Year Item 2005 2006 2007 2008 2009 2010 2011 Avg
Buffalo Milk (whole, fresh) Production in Tonnes 52,070,000 54,382,000 56,630,000 57,132,000 59,201,000 62,350,000 62,350,000
% of total production 54% 55% 54% 53% 53% 53% 52% 53%
Cow Milk (whole, fresh) Production in Tonnes 39,759,000 41,148,000 44,601,000 47,006,000 47,825,000 49,960,000 52,500,000
% of total production 42% 41% 42% 43% 43% 43% 44% 43%
Goat Milk (whole, fresh) Production in Tonnes 3,790,000 3,818,000 4,481,000 4,478,000 4,467,000 4,594,000 4,594,000
% of total production 4% 4% 4% 4% 4% 4% 4% 4%
Total Production in Tonnes 95,619,000 99,348,000 105,712,000 108,616,000 111,493,000 116,904,000 119,444,000

Table 2. Milk Production in India and the United States from 2005 to 2011 (FAOSTAT, 2013)

Year Country 2005 2006 2007 2008 2009 2010 2011
All Milk Production in Tonnes India 95,619,000 99,348,000 105,712,000 108,616,000 111,493,000 116,904,000 119,444,000
USA 80,254,500 82,463,000 84,189,100 86,177,400 85,880,500 87,474,400 89,015,200
% Difference between India and U.S. 19% 20% 26% 26% 30% 34% 34%
Cow Milk Production in Tonnes India 39,759,000 41,148,000 44,601,000 47,006,000 47,825,000 49,960,000 52,500,000
USA 80,254,500 82,463,000 84,189,100 86,177,400 85,880,500 87,474,400 89,015,200
% Difference between U.S. and India 102% 100% 89% 83% 80% 75% 70%

Sources

FAO-STAT. June 4, 2013. http://faostat.fao.org.

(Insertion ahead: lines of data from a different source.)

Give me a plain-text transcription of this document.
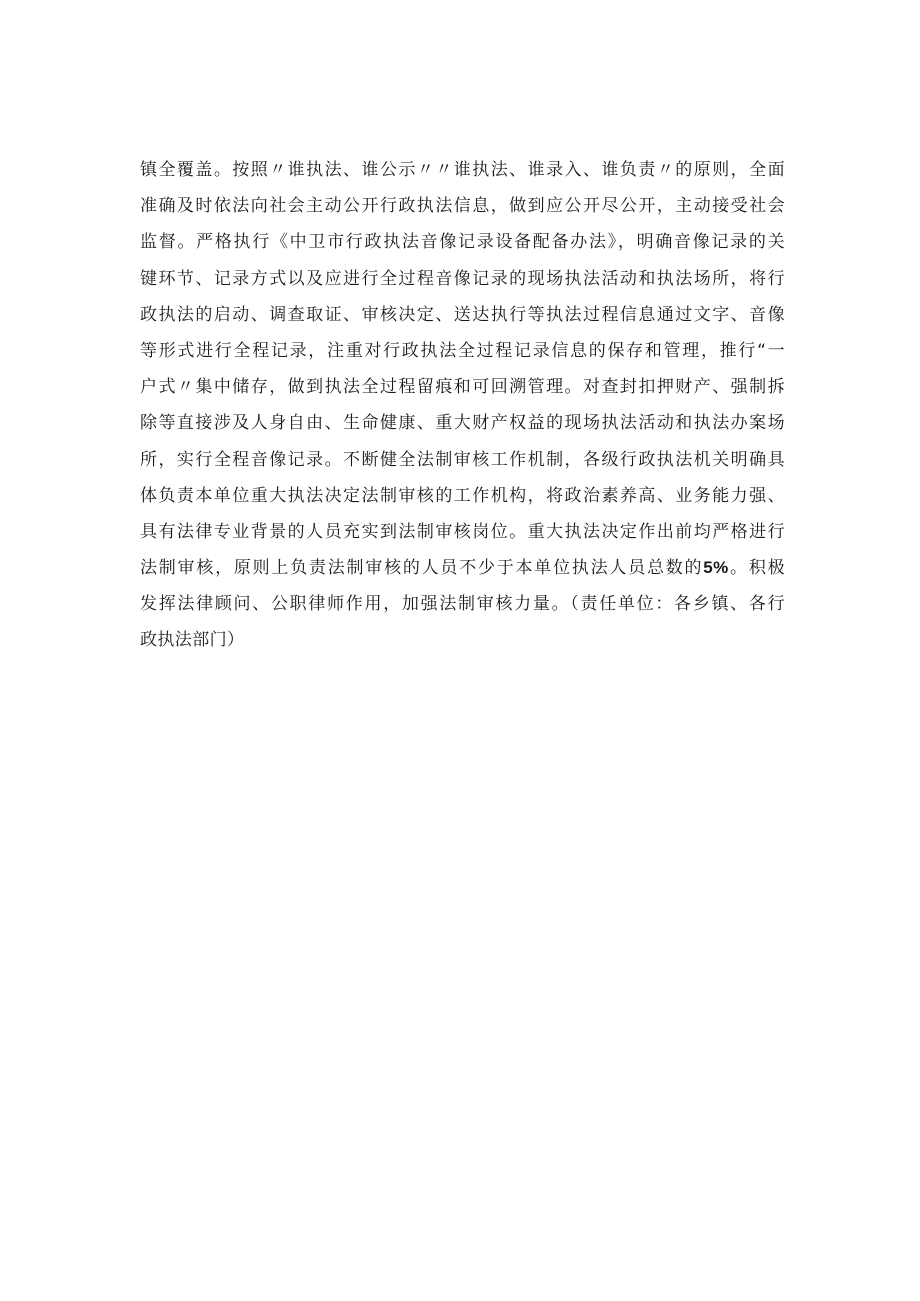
镇全覆盖。按照〃谁执法、谁公示〃〃谁执法、谁录入、谁负责〃的原则，全面
准确及时依法向社会主动公开行政执法信息，做到应公开尽公开，主动接受社会
监督。严格执行《中卫市行政执法音像记录设备配备办法》，明确音像记录的关
键环节、记录方式以及应进行全过程音像记录的现场执法活动和执法场所，将行
政执法的启动、调查取证、审核决定、送达执行等执法过程信息通过文字、音像
等形式进行全程记录，注重对行政执法全过程记录信息的保存和管理，推行“一
户式〃集中储存，做到执法全过程留痕和可回溯管理。对查封扣押财产、强制拆
除等直接涉及人身自由、生命健康、重大财产权益的现场执法活动和执法办案场
所，实行全程音像记录。不断健全法制审核工作机制，各级行政执法机关明确具
体负责本单位重大执法决定法制审核的工作机构，将政治素养高、业务能力强、
具有法律专业背景的人员充实到法制审核岗位。重大执法决定作出前均严格进行
法制审核，原则上负责法制审核的人员不少于本单位执法人员总数的5%。积极
发挥法律顾问、公职律师作用，加强法制审核力量。（责任单位：各乡镇、各行
政执法部门）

OECD- FAO. 2011. Stat extracts country statistical profiles. http://stats.oecd.org/index.aspx.

RNCOS. 2012. Indian dairy industry analysis.

Stassopoulos, T. 2013. Guest post: how fridges will transform India’s milk market- and change lives. http://blogs.ft.com/beyond-brics/2013/04/23/guest-post-how-the-fridge-will-transform-indias-milk-market-and-change-lives.

Wenge Fu, et al. 2012. Rising consumption of animal products in China and India: National and global implications. China & World Economy. 20(3):88-106.